Showing posts with label From They to We. Show all posts
Showing posts with label From They to We. Show all posts

Friday, November 4, 2011

Phone photo 873


The wooden bear on top of McCleary City Hall, carved out with a chain saw 50 years ago. The bear is known by several names, including "Timbear" and "Smiley." I had a chance to see this thing close up in the mid-1990s while promoting a documentary on the McCleary Bear Festival.

I now realize this sculpture no doubt contributed to the creation of the Tulpa minicomic in 1990.

Monday, August 8, 2011

How the Bear Festival Became the Bear Festival








Actually the short answer for how the McCleary Bear Festival developed this bizarre culinary sideshow probably had something to do with this equation: Journalists + Alcohol x 2 = An argument over which county has the best tasting bear, Grays Harbor or Skamania.

I hope these articles put to rest the error made over and over by my townsmen, even proclaimed on banners and to the press, that the McCleary Bear Festival was first held in 1958. The first was held in 1959.

Susan Brown and I created a documentary on the history of the Bear Festival back in the 1990s. Thanks to our IT wizard Sarah it is available on Vimeo.

Friday, November 5, 2010

Cranium Frenzy # 8


















Along with a few other titles, Cranium Frenzy # 8 came into the world during my print-on-demand phase, so it never really had a 1st edition print run in the Kennedy Guide sense. The first ones were printed about October 1995 and the title was made available on a demand basis through 1996. I'm guessing maybe a hundred or so in this time period? All versions were published in regular digest size.

Yellow Edition, 1998, 2 copies, pink cover, yellow guts.

1st Danger Room Reprint Edition, June 2005, 5 copies, blue.

One of the very first long comix I drew after nearly dying in March/April 1995. Not only is my existential side more entrenched in the storyline, but the surgery had an impact on my nervous system. If you look closely you can detect the unsteadiness of my drawing hand by the Richter Scale-like seismic squiggles in the felt tip lines. At first it didn't seem so bad, but then it worsened and finally peaked around 2000, I guess. I'm steadier today but my left hand has never regained the old control.

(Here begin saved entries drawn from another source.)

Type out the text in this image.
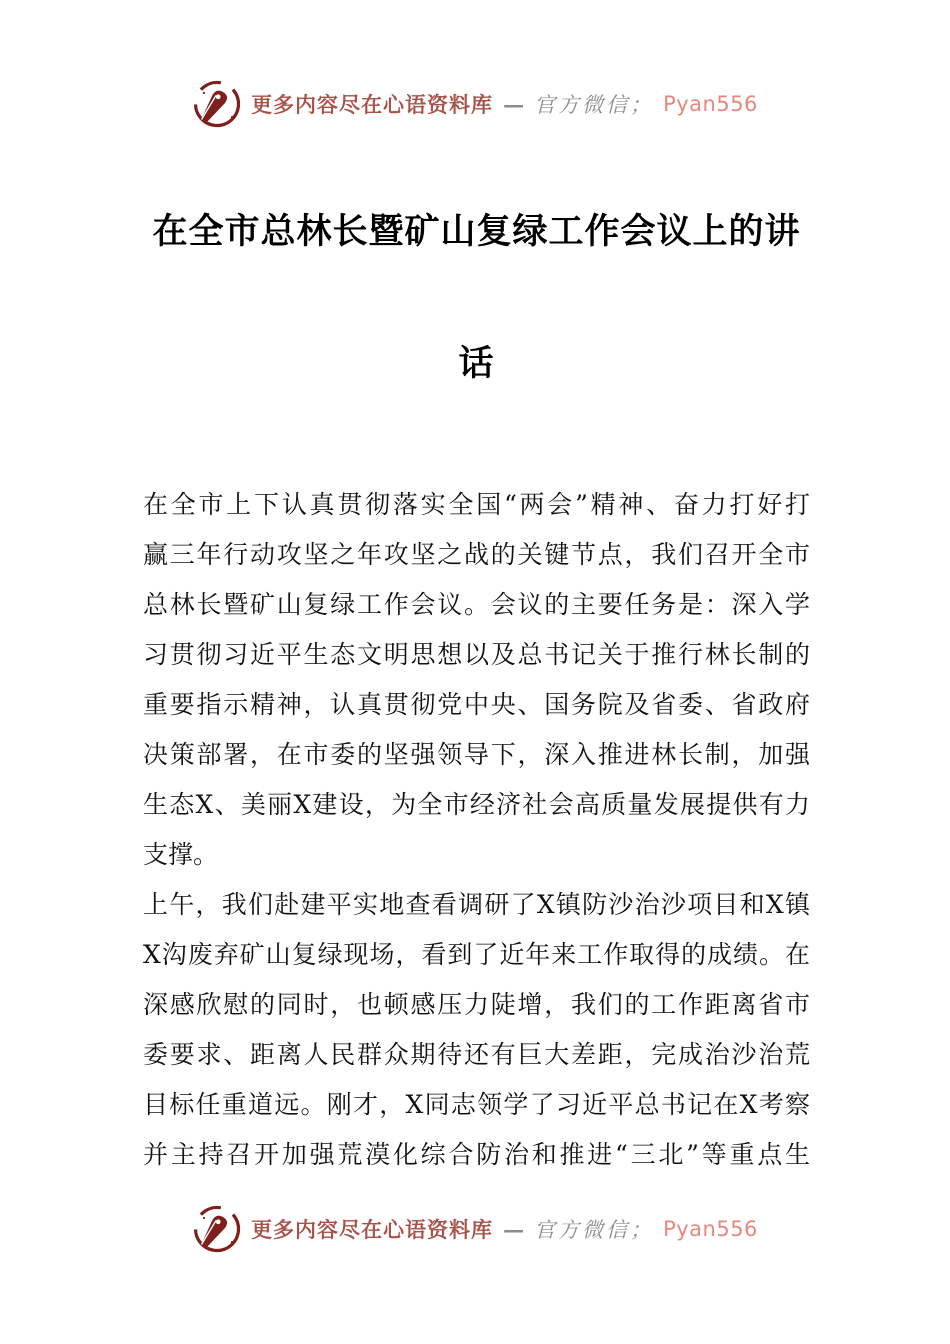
更多内容尽在心语资料库 — 官方微信； Pyan556
在全市总林长暨矿山复绿工作会议上的讲
话
在全市上下认真贯彻落实全国“两会”精神、奋力打好打
赢三年行动攻坚之年攻坚之战的关键节点，我们召开全市
总林长暨矿山复绿工作会议。会议的主要任务是：深入学
习贯彻习近平生态文明思想以及总书记关于推行林长制的
重要指示精神，认真贯彻党中央、国务院及省委、省政府
决策部署，在市委的坚强领导下，深入推进林长制，加强
生态X、美丽X建设，为全市经济社会高质量发展提供有力
支撑。
上午，我们赴建平实地查看调研了X镇防沙治沙项目和X镇
X沟废弃矿山复绿现场，看到了近年来工作取得的成绩。在
深感欣慰的同时，也顿感压力陡增，我们的工作距离省市
委要求、距离人民群众期待还有巨大差距，完成治沙治荒
目标任重道远。刚才，X同志领学了习近平总书记在X考察
并主持召开加强荒漠化综合防治和推进“三北”等重点生
更多内容尽在心语资料库 — 官方微信； Pyan556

What had happened to me? The doc said I had swallowed a toxic substance, a poison of unknown origin, and it was killing me from the inside out. The lab could not identify it and I have no clue what it was. They slit me up a treat and took out pieces of me on April Fools Day, 1995. I still have a nice long scar on my abdomen. There is much more to this story, but that is for another post.

Trivia:

Page 1: When Evergreen student Lee Norton interviewed Morty in the mid-1980s for the Cooper Point Journal, she described his ear floating in his drink. That image stuck with me, so I used it.

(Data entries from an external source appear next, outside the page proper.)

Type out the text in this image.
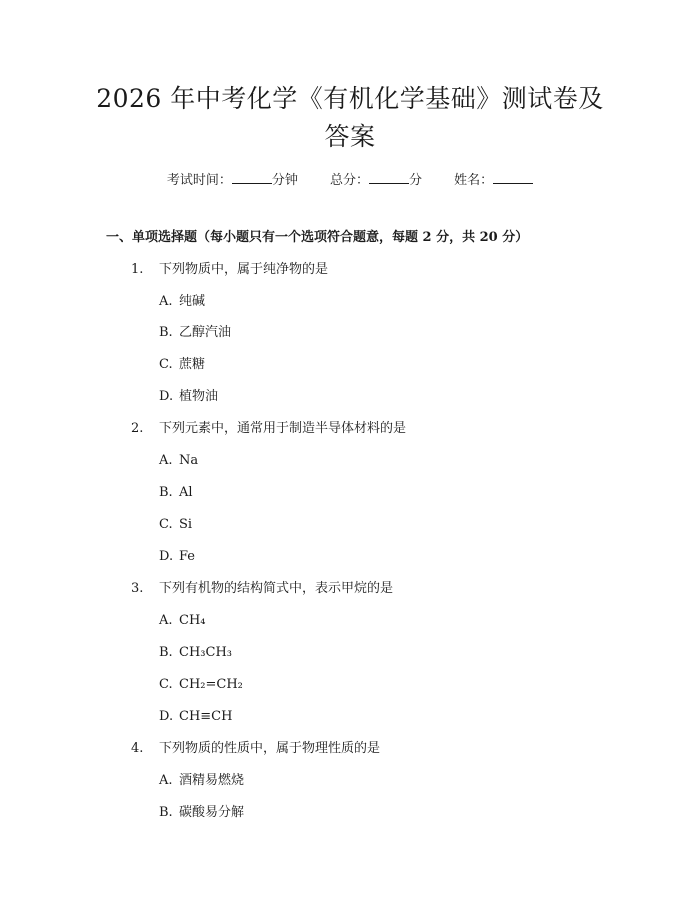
2026 年中考化学《有机化学基础》测试卷及
答案
考试时间：	分钟 总分：	分 姓名：
一、单项选择题（每小题只有一个选项符合题意，每题 2 分，共 20 分）
1. 下列物质中，属于纯净物的是
A. 纯碱
B. 乙醇汽油
C. 蔗糖
D. 植物油
2. 下列元素中，通常用于制造半导体材料的是
A. Na
B. Al
C. Si
D. Fe
3. 下列有机物的结构简式中，表示甲烷的是
A. CH₄
B. CH₃CH₃
C. CH₂=CH₂
D. CH≡CH
4. 下列物质的性质中，属于物理性质的是
A. 酒精易燃烧
B. 碳酸易分解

Page 4: Yes, that wooden bear really exists. I'm attaching a news article from the Jan. 15, 1997 East County News where my sister-in-law Susan and I are photographed next to thing on top of McCleary City Hall. I remember the bear was cracked and covered with a fine patina of thin green moss not visible from the street. Such are the realities of living at the edge of rain forest country.

Page 6: Hamlet stuff.

Page 8, panel 5: And that's exactly how it happened.

Page 9: Nixon in Orwell's 1984.

Page 10, panel 5: I really was reading Whitman's Leaves of Grass at the time they told me I had to be sliced apart or die. Somehow it seemed fitting.

Page 11: How Can You Sleep?

Page 12+: The Big G has always been one of my favorite characters to use as a foil for Morty. Mukey too. In this case, I've got all three interacting.

Page 15: It's them damn giant reptiles again! I think I must enjoy drawing all the jagged and pointy lines on these critters. That's the only explanation I can come up with.

Page 20: I'll talk more about Mukey the Mutant Membrane when we see his only solo comic which is entitled, strangely enough, Mukey the Mutant Membrane.

Back cover: Two truths. Both correct. Paradoxism needs a snappier label than "Paradoxism."

By the way the video we produced was entitled From They To We, it was 30 minutes long and aired on Olympia's TCTV for the better part of a year.